Although Chinese ginger production is expected to stabilize in May, the opportunity for new countries such as Germany, Turkey, and Spain to gobble up market share will not go unnoticed. Brazil is also looking to make inroads into the US market, and was proving stiff competition for China even before the pandemic.

Ginger has a long history of traditional medicinal usage in China, being considered a powerful conduit of qi that promotes circulation and treats phlegm in the lungs. Nonetheless, like garlic, while it may provide temporary support to the immune system, it is not by itself capable of preventing the virus, much less curing it.

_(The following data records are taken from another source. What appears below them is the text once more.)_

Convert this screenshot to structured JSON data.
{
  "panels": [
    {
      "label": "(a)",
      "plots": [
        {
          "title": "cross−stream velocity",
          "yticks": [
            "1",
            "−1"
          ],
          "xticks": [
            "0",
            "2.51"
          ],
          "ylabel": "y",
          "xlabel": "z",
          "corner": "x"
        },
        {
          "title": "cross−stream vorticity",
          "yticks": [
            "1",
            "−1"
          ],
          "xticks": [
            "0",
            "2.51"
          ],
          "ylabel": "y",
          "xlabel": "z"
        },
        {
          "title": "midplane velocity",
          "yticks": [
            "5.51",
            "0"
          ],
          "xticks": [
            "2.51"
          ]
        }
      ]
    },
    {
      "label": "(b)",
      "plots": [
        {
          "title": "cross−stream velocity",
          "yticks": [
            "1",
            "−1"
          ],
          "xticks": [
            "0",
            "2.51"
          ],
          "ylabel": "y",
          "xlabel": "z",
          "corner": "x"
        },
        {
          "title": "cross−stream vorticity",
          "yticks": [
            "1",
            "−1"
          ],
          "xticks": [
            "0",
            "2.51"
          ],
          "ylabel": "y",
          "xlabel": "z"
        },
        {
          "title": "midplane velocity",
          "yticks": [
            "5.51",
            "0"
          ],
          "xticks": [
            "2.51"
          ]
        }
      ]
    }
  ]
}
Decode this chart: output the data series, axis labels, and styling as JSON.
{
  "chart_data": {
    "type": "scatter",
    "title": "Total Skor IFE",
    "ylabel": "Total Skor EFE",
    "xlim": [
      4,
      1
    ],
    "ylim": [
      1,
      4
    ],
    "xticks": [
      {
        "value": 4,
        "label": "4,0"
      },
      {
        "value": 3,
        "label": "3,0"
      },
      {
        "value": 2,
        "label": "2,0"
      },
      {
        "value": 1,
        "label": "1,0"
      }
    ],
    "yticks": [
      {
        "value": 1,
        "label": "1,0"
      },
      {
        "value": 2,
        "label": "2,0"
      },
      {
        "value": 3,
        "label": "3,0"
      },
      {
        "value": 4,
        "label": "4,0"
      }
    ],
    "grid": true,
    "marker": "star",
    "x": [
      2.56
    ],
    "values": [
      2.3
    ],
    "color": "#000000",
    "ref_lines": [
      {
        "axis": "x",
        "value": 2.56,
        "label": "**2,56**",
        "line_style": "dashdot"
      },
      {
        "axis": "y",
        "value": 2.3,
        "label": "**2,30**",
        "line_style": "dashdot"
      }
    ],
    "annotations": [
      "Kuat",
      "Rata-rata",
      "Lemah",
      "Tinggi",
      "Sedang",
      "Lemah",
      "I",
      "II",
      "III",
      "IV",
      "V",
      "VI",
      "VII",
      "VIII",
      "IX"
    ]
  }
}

The COVID-19 crisis has caused turbulence in virtually all economic sectors, and agriculture is no different – supply chains have been interrupted, origins have been cut off, and wholesalers have suffered due to restaurant closures.

However, with all this talk of ‘essential’ industries, it’s a good time to reflect on the most essential of them all – the industry that ensures that when people go to the supermarket, there will be food there waiting for them.

Even in a crisis, agriculture is the most fundamental of economic activities. When times are grim, agriculture soldiers on, and even though the outlook is uncertain, certain sectors are still thriving.